我已经启动了该代码,它似乎总体上正常工作

刮削仅从第二个链接开始

实际上,它尝试与第一类一起工作。问题是没有定义
链接
,爬行器出现故障。异常-
name错误:未定义名称“链接”
。Scrapy可能无法解析页面,但这不会停止整个爬虫程序,因此Scrapy将继续处理具有分页功能的页面

您还可以在spider中的第一个请求中包含分页和排序。
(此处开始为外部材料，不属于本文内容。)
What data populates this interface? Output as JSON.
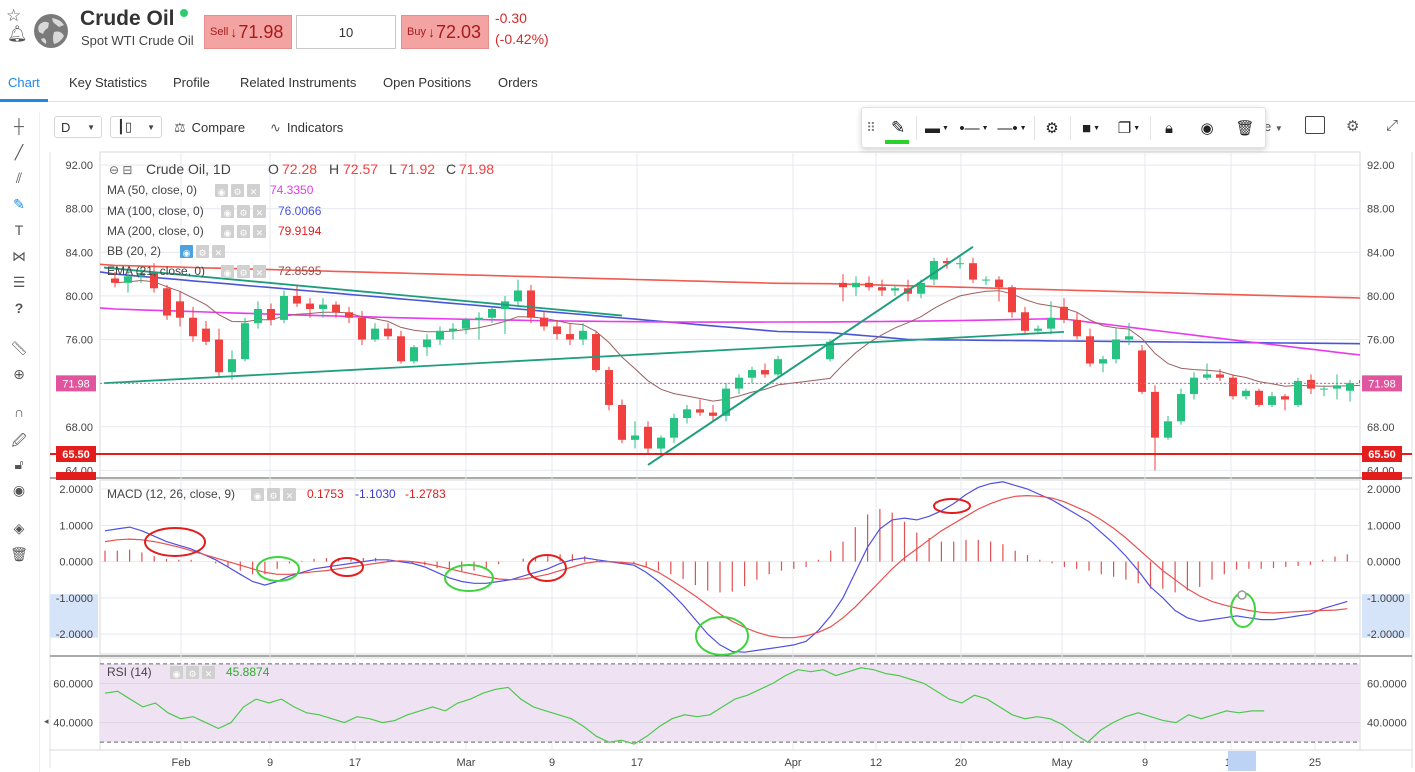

在这种情况下,您可以通过删除
parse\u category
来简化爬行器

还有这个选择器

hrefs = response.xpath('//*[@id="ctl00_MainContent_gwSearch"]//tr[last()]//li/a/@href').extract()
可以简单得多:

hrefs = response.xpath('//ul[contains(@class, "pagination")]//a/@href').extract()

把上面提到的每件事都考虑进去可能会简单一些。

谢谢你,但我没有得到我想要的结果。它仍然拒绝阅读其他页面。它只在一页纸里转了又转。让我向您展示我正在调试的代码@Nikita如果在函数的开头添加
parse\u multiple\u pages,title-{response.xpath('//span[@id=“ctl00\u MainContent\u lblResults”]//text()').extract()}>”
,您将看到您正在阅读同一页。您肯定在
解析\u类别
中有一些错误。我文章中pastebin链接中的代码被简化,因此它没有
parse_category
和错误。一点更新的代码和很少的评论它工作!非常感谢你。你拯救了这一天!!!